MODEL ROUTING CONTRACT + EVAL STARTER CHECKLIST (copy/paste)

Goal: Make multi-model AI behavior predictable. This template forces you to define routing decisions, fallbacks, and evidence logs so you can debug incidents and pass security/compliance reviews.

1) ROUTING CONTRACT (INTERFACE)
A. Request envelope (inputs)
- user_text: string
- user_id / org_id: identifiers
- channel: web | mobile | api | internal
- locale + region: for jurisdiction constraints
- data_class: public | internal | confidential | regulated
- allowed_tools: list (explicit allowlist)
- max_latency_ms: set by product surface (interactive vs batch)

B. Router decision (outputs)
- route_id: stable string (e.g., support_refund_low_risk_v3)
- risk_tier: low | medium | high
- model_lane: fast_small | premium_reasoning | private_open_weight
- decoding: temperature/top_p + any provider-specific settings you use
- context_plan:
 - retrieval: off | light | deep
 - index_name + top_k
 - rerank: on/off
- tool_plan:
 - tool names + required/optional
 - max_tool_calls
- output_contract:
 - json schema name OR “freeform_with_citations”
 - citation_required: true/false
- fallbacks:
 - on_timeout: retry strategy + next lane
 - on_schema_fail: repair prompt then retry; else escalate
 - on_refusal: alternate lane or human handoff

C. Required logs (non-negotiable)
- trace_id spanning router → retrieval → tools → final model
- route_id + model used + version identifiers
- retrieved document IDs/chunk IDs (not raw docs if sensitive)
- tool call args + tool results (redact secrets)
- output validation result (pass/fail + reason)
- policy checks fired (which rules, which tier)

2) RISK TIERS (DEFINE THEM)
- Low: no PII, no irreversible actions, user can verify easily
- Medium: may include PII OR business-critical guidance, reversible actions only
- High: regulated domains (health/finance/employment/legal) OR irreversible actions OR privileged internal access
For each tier, specify:
- which tools are allowed
- whether citations are mandatory
- whether a human approval step exists

3) MINIMUM EVAL SUITE (RUN ON EVERY ROUTE CHANGE)
- Schema/contract tests: can the route produce valid JSON for 20–50 fixtures?
- Retrieval groundedness: for a fixed doc set, do citations point to relevant chunks?
- Tool reliability: replay traces with mocked tools; inject timeouts and malformed outputs
- Safety/policy regression: prompts that must refuse + prompts that must comply
- Cost/latency budget: enforce max context size + max tool calls; load test per lane

4) DEPLOYMENT CHECKS (BEFORE YOU SHIP A NEW ROUTER POLICY)
- Can you replay a production trace end-to-end in staging?
- Do you have a tested provider failover path?
- Are model/version pins explicit (no silent upgrades)?
- Does every route have an owner and an on-call playbook link?

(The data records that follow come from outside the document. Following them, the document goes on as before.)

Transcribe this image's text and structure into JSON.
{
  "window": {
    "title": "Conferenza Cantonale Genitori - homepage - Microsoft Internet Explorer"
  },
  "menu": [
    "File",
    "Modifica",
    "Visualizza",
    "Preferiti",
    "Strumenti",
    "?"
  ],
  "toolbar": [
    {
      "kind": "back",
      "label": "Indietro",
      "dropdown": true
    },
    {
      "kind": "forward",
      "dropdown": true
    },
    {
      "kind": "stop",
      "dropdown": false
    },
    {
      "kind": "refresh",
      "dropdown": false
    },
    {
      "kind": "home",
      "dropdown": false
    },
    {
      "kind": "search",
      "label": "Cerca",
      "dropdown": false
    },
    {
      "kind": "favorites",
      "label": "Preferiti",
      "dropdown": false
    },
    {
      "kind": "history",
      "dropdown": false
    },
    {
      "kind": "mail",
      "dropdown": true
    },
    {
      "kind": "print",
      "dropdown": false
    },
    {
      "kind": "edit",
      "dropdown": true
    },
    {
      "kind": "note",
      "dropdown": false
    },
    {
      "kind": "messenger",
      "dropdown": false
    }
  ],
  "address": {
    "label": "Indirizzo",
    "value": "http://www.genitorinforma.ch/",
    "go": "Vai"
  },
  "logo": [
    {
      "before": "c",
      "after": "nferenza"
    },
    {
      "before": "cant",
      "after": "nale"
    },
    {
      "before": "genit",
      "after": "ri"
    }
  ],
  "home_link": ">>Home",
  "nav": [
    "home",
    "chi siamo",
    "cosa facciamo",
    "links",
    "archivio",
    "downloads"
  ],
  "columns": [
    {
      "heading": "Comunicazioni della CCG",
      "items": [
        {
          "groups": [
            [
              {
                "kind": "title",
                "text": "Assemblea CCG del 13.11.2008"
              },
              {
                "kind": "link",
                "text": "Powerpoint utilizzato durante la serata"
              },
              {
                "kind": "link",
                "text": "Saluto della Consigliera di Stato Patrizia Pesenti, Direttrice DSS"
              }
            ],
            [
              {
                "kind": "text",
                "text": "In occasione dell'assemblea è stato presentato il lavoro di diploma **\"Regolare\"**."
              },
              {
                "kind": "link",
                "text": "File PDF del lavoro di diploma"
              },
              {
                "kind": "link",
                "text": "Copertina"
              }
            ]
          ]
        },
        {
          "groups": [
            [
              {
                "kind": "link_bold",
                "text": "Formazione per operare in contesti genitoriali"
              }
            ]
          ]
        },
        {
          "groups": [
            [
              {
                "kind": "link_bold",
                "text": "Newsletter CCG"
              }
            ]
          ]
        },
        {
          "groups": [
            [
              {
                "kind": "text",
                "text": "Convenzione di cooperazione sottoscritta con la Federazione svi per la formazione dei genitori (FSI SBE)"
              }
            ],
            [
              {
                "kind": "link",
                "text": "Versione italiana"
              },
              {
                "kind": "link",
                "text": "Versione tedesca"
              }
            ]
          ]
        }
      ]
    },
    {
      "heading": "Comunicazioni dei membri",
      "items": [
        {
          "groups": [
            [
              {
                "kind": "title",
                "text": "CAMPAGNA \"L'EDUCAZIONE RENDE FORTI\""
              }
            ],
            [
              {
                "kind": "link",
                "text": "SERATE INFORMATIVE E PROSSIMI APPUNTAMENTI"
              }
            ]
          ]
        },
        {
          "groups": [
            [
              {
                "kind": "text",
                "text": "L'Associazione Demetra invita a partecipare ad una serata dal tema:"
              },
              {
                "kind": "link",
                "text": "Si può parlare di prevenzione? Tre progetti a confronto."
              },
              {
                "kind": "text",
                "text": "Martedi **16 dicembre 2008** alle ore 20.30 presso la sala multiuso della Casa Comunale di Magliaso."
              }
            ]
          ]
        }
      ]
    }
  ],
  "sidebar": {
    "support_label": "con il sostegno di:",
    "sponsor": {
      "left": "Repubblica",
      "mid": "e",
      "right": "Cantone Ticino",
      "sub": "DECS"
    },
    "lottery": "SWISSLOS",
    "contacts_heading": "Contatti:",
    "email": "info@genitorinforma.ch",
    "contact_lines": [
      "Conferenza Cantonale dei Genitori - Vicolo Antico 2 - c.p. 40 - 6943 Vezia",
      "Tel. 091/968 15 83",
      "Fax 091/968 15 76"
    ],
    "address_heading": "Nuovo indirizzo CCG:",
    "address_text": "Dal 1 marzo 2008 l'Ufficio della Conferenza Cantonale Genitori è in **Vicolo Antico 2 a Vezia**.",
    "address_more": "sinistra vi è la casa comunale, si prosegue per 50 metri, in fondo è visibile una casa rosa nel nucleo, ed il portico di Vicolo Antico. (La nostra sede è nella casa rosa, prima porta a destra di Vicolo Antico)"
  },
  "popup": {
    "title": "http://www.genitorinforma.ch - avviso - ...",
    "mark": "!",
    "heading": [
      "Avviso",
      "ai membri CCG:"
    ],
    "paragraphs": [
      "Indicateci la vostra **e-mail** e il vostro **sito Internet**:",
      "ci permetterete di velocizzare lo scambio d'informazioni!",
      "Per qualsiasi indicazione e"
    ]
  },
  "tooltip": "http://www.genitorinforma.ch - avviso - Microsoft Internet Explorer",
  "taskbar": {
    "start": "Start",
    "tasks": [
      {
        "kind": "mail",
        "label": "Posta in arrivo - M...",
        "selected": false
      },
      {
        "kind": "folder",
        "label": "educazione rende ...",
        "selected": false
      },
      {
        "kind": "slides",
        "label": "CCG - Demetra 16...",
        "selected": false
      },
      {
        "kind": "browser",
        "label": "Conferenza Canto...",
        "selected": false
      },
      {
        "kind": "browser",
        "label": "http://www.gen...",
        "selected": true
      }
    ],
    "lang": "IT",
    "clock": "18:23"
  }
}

5) STARTER PLAYBOOK FOR INCIDENTS
- If outputs break schema: lock to most reliable lane; disable “repair loops”; ship hotfix with stricter validation
- If hallucinations spike: reduce retrieval top_k; enable reranking; require citations; route to a more grounded lane
- If tool calls loop: cap max_tool_calls; add tool result sanity checks; add a stop condition
- If provider errors increase: flip traffic to fallback lane; degrade gracefully (read-only mode; human handoff)

Use this file as a living contract. If your router can’t explain its choices in logs, it’s not a router—it’s a guess.